#20 Leonid Hrytsak

Selfie – ein so neues und doch nahezu abgenutztes Wort. Aus dem zeitgenössischen Wortschatz und Lebensalltag ist es nicht mehr wegzudenken. Aber die immer gleiche Pose? Wir bitten jeweils Künstler um ein Selbstporträt und ihre Gedanken, die ihnen beim machen durch den Kopf gehen.

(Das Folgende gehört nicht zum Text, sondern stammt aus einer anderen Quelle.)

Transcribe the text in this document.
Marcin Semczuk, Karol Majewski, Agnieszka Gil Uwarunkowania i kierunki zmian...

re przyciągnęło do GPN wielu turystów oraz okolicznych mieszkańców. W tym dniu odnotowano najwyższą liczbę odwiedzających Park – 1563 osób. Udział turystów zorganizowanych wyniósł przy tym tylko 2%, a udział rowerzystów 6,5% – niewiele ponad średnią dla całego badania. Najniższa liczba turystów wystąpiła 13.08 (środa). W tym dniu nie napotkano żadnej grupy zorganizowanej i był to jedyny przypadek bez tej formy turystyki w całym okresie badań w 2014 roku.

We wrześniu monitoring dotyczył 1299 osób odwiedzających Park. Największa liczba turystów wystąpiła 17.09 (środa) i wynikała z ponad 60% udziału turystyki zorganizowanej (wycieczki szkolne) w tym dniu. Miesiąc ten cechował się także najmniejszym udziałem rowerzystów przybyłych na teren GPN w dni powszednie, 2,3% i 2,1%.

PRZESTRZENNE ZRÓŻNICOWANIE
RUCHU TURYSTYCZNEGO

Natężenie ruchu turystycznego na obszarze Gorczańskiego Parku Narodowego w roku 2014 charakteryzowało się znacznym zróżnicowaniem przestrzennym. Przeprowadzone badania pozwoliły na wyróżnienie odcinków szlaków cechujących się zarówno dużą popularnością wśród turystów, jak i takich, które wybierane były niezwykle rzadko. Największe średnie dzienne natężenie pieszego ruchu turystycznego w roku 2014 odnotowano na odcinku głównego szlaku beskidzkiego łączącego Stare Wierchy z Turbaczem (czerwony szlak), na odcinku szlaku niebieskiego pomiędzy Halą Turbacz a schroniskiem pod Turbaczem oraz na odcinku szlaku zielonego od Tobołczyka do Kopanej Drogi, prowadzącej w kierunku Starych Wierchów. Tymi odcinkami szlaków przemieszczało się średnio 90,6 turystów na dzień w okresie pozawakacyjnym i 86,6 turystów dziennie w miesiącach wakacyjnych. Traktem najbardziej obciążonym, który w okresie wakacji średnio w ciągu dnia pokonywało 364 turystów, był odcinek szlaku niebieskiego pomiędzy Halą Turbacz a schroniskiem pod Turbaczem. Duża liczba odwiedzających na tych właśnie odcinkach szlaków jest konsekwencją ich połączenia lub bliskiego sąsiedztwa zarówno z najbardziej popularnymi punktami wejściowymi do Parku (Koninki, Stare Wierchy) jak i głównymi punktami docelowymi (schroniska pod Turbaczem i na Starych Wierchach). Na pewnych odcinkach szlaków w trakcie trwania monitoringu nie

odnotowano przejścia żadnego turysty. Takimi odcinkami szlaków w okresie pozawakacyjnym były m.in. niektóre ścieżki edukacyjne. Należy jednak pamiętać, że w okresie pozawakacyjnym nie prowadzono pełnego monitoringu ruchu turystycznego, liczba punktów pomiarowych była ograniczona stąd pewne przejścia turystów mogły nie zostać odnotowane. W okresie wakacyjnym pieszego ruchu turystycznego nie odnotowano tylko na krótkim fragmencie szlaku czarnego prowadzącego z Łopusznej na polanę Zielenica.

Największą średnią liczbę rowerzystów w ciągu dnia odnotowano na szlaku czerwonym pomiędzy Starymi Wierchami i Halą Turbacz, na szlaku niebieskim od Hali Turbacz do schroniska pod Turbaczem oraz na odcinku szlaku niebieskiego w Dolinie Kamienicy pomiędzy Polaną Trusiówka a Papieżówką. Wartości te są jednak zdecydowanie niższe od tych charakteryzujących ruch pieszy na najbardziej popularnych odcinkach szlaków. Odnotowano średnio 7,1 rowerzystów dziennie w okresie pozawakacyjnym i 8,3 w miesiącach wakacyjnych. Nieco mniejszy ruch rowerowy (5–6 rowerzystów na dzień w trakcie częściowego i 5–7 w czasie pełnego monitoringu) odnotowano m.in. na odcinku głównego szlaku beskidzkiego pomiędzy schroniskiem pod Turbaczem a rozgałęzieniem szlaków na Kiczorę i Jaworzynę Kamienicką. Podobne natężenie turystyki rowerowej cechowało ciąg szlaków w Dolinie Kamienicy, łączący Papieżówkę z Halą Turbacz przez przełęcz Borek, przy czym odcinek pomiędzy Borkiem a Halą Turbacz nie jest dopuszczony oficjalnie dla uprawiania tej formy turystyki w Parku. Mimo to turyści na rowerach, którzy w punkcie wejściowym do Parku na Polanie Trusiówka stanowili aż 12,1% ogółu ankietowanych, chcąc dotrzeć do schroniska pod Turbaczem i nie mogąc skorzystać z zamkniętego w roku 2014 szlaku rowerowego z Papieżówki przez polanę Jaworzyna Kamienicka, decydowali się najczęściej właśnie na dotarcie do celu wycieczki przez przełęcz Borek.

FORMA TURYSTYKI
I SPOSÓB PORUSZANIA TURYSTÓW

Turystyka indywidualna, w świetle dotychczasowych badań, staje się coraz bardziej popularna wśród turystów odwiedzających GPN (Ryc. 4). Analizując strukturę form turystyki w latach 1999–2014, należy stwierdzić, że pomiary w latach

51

Putin und Leonid als Jesse Blake„Im Moment des Auslösens waren Putin und ich (seine Geliebte Jessi Blake) das perfekte Paar. Jeder hat eine andere Rolle als gewöhnlich gespielt, aber ist dabei neutral geblieben.“

Leonid Hrytsak (29) und Wladimir Putin sind das erste Mal im Münchner Botanikum im Rahmen der Ausstellung „Sculpture as Performance“ zusammen aufgetreten. Dort haben die beiden viel Aufsehen erregt, wurden zum Publikumsliebling und von vielen Besuchern um Fotos gebeten, die sie zusammen mit Putin Wein trinkend zeigen. Bei der diesjährigen Jahresausstellung der Akademie der Bildenden Künste war Leonid im Raum der Künstlerin Kris Buckley eingeladen und hat dort für seine Performance mit Putin die Rolle der „Jessi Blake“ angenommen und Jessi und Putin als frisch verliebtes Paar inszeniert.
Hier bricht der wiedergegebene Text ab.